Peki ya ‘yapmadıklarıyla’ ve ‘yaptırtmadıklarıyla’ zarar verenlere ne yapıyoruz?

Hiç! Kocaman bir ‘hiç’!

O yüzden de bu ülkede en uzun siyasi yaşamlar, ‘hiçbir şey yapmayanların’ oluyor.

Bir şey yapmayanlardan da hesap soramadığımız müddetçe, hiçbir şey yapamayacağız.

Hıncal Abi, sen telif hakkı diye bir şey duydun mu?

HINCAL Uluç Abimin Fikret Şeneş’le atışmasını gülerek izliyorum.

Hıncal Abimiz dün iyice ‘dağıttı’.

Önce kendini ‘hukukçu’ ilan etti.

Benim bildiğim Hıncal Abimiz Ankara Hukuk değil, Ankara Siyasal, yani Mekteb-i Mülkiye mezunudur.
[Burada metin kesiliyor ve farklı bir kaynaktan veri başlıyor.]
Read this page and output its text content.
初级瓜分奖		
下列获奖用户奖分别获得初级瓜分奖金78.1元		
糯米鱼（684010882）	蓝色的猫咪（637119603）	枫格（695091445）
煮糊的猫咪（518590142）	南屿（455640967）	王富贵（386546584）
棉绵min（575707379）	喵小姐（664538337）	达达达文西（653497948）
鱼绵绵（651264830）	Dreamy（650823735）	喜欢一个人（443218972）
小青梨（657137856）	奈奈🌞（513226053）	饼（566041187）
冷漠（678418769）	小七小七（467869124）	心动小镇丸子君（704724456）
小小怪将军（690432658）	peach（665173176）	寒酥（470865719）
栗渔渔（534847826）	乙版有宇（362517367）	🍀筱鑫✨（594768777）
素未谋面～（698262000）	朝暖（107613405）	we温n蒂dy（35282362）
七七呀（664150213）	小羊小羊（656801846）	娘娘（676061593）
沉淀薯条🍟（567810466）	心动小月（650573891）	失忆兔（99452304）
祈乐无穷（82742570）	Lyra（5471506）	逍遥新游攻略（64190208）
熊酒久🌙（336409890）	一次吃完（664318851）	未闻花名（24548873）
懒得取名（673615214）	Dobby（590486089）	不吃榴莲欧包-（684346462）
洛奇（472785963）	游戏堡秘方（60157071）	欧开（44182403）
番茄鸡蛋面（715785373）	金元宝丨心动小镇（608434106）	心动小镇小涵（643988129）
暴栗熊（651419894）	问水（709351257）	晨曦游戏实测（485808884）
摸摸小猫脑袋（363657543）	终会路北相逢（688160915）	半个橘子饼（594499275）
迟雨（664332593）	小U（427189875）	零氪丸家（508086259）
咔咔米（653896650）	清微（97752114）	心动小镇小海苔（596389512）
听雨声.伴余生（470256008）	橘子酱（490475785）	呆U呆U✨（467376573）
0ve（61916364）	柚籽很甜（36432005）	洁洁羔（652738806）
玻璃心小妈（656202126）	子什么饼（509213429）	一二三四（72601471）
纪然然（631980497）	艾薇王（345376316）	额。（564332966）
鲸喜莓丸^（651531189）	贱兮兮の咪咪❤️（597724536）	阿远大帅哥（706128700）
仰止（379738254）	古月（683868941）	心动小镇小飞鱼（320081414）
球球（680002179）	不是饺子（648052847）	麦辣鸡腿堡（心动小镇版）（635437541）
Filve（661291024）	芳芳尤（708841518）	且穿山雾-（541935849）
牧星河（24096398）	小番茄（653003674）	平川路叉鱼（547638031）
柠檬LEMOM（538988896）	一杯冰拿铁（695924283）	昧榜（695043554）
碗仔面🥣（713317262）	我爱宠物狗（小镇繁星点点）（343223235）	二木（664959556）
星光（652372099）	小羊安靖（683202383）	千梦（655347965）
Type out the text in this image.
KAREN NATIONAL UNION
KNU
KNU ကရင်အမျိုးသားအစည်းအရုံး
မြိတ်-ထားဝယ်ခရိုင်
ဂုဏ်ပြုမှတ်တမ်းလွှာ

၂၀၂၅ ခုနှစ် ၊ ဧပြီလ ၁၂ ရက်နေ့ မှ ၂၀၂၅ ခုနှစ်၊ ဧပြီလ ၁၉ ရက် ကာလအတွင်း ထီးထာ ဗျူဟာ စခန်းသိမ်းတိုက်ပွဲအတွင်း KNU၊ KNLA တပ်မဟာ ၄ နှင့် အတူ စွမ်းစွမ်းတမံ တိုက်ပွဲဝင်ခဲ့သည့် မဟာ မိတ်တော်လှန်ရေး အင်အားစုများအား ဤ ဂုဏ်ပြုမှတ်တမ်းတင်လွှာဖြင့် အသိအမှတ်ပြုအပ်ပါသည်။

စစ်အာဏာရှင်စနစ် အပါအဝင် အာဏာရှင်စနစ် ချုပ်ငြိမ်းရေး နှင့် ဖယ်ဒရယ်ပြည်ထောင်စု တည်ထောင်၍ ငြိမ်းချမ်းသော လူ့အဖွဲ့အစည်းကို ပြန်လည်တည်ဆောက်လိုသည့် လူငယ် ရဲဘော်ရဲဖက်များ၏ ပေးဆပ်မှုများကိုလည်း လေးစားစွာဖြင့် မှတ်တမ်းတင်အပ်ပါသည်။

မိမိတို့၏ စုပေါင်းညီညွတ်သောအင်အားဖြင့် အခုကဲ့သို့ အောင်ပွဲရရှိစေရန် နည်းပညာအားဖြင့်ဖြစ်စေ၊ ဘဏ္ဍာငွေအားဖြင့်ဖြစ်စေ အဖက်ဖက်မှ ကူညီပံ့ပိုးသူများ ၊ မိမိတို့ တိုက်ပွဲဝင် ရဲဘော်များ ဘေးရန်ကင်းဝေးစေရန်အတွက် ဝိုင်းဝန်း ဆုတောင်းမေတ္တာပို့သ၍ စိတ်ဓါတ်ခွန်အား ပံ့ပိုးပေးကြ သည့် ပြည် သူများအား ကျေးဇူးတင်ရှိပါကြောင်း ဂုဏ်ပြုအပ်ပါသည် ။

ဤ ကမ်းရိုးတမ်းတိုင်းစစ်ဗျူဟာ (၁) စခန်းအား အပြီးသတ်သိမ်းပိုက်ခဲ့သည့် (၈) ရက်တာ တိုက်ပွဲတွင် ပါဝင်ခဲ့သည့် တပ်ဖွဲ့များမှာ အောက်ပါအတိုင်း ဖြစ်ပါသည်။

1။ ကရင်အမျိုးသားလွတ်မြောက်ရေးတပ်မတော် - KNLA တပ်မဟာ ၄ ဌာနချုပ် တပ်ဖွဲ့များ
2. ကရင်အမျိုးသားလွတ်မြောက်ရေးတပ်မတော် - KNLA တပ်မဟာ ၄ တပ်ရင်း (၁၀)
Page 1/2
Ardından pek çok ‘hit’ şarkının söz yazarı olduğunu söyledi. Benim bildiğim Hıncal Abi’nin yazdığı bir şarkı cümlesi var. Sezen Aksu’nun bir şarkısında yer alan ‘Ne olur gerçek olsa masallar, ya da biz masal olsak’ cümlelerini yazdığını söyler. Gerçi Sezen Aksu bunu da yalanlar ama Hıncal Abimiz bunu yıllardır söyler.

Neyse konumuz o değil.

Konumuz Hıncal Abi’nin ‘Siyasal Bilgiler mezunu bir hukukçu’ olarak yaptığı ‘hukuki’ hatalar.

Öncelikle bir ‘aydın’ olarak Hıncal Abimiz, telif haklarının ne demek olduğunu bilmeliydi.

5846 sayılı Fikir ve Sanat Eserleri Kanunu’nun 8. ve 18. maddeleri, ‘Bir eserin sahibi onu meydana getirendir. Mali hakları kullanma yetkisi münhasıran eser sahibine aittir. Bir eserin yapımcısı veya yayıncısı ancak eserin sahibi ile yapacağı sözleşmeye göre mali hakları kullanabilir’ der. Yani bu haklar ölümünden sonra bile eser sahibinindir. Bir eser, miras olarak bırakılabilir. Gelirini mirasçıları alır. Ölümünün üzerinden 70 yıl geçince bu eser ‘public domaine’, yani bir anlamda ‘telif haklarından muaf’ haline gelir ama kimse çıkıp da bu eser benim diyemez.

Bu hukuk dili.

Ancak hukukçu olduğunu söyleyen Hıncal Abimiz, bu dili anlamamış.

Hemen basit bir örnek vereyim.

Diyelim ki Chopin, dönemin krallarından biri için bir eser yazdı. Ve bunun için bir para aldı.

Aradan yüz yıllar geçti. Bu eser kimin? Parasını veren kralın mı, yoksa Chopin’in mi?

Bu yüzden Ajda Pekkan’ın söylediği Fikret Şeneş şarkılarının sahibi Fikret Şeneş’tir.

Hıncal Abi’ye hak verdiğim tek nokta, bu işin tadının kaçtığıdır. Biz Ajda Pekkan’ın seslendirdiği o şarkıları seviyoruz.

Kavgasız gürültüsüz dinlemek istiyoruz.

NOT: Hıncal Abi, senin gazeteye yazdığın yazıları kitap haline getirip tekrar sattığını biliyoruz. Senin mantığına göre bu yazıların sahibi gazete. O kitapları gazetenin sahibi çıkarabilir. Kitapların gelirini de o alır. Sen değil.

NE ZAMAN ADAM OLURUZ?

Köşe yazarları, sanatçılara boş gezenin boş kalfası demedikleri zaman.